How to Play Warmachine and Hordes

Warmachine and Hordes are two separate miniature games that share a common game system, allowing them to be played against each other. Warmachine includes the industrialized nations and groups of the Iron Kingdoms, while Hordes represents the wilds and other supernatural groups. The key difference between the two games, play-wise, are the Focus system (for Warmacine) and Fury system (for Hordes). In Warmachine, armies are led by Warcasters who can manipulate their magic (Focus) to cast spells, protect themselves, excel in combat, and, most importantly, increase the power of their Warjacks- the huge magical robots that make up a major part of the game. Conversely, in Hordes, the armies are led by Warlocks that are accompanied by their personal Warbeasts. The difference between the magic (Fury) of the Warlocks and those of the Warcasters is that the Warbeasts help create it. From there, the Warlocks siphon the power to fuel themselves. However, if not enough Fury is absorbed, the Warbeasts have a chance to Frenzy and attack whatever is nearest to them. Beyond the battlegroups of Warcasters/Warlocks and their Warjacks/Warbeasts, players’ armies can be filled with other types of models, including units, solos, battle engines and sometimes even structures.

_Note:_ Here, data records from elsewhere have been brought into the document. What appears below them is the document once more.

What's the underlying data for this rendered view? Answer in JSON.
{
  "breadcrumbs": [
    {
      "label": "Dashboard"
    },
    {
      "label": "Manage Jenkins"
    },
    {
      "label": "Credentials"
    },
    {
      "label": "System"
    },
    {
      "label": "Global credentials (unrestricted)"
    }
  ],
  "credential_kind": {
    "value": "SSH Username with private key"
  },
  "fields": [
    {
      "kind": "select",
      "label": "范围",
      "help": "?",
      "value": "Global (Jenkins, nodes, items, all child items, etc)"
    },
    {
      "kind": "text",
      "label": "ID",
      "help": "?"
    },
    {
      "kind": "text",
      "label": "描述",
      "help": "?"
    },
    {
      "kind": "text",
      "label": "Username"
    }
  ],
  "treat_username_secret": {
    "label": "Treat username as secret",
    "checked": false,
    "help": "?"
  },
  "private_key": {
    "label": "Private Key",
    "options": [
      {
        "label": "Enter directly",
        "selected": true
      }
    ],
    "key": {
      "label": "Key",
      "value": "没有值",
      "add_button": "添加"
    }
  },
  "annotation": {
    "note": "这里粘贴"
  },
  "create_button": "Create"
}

As is typical for most miniature games, range and movement are measured in inches on the play space. Each individual model has their own speed stat. Combat is resolved with two six-sided dice, where the number rolled is added to the attacker’s combat stat. In doing so, the attacker attempts to equal or exceed the target’s defensive stat. If they do, a similar roll done to check for damage. Many models will not survive being hit the first time, but Warcaster/Warlocks and Warjacks/Warbeasts are suitably beefy so that they can survive multiple attacks. Warcasters and Warlocks in particular need to be hardy enough to survive a few hits, because they are just as critical as a King in Chess. When a player loses them, they lose the game. The need to protect Warcasters/Warlocks is counterbalanced by the sheer power that they bring to the table. Not only are they extremely powerful in combat, almost all of them have some combination of spells and abilities that increase the effectiveness of a player’s army. Each Warcaster/Warlock is so unique within their faction that replacing one can drastically change how that particular army will perform.

All in all, if you enjoy strategy-based games with a hint of either Steampunk or Primeval, you’ll love Warmachine/Hordes!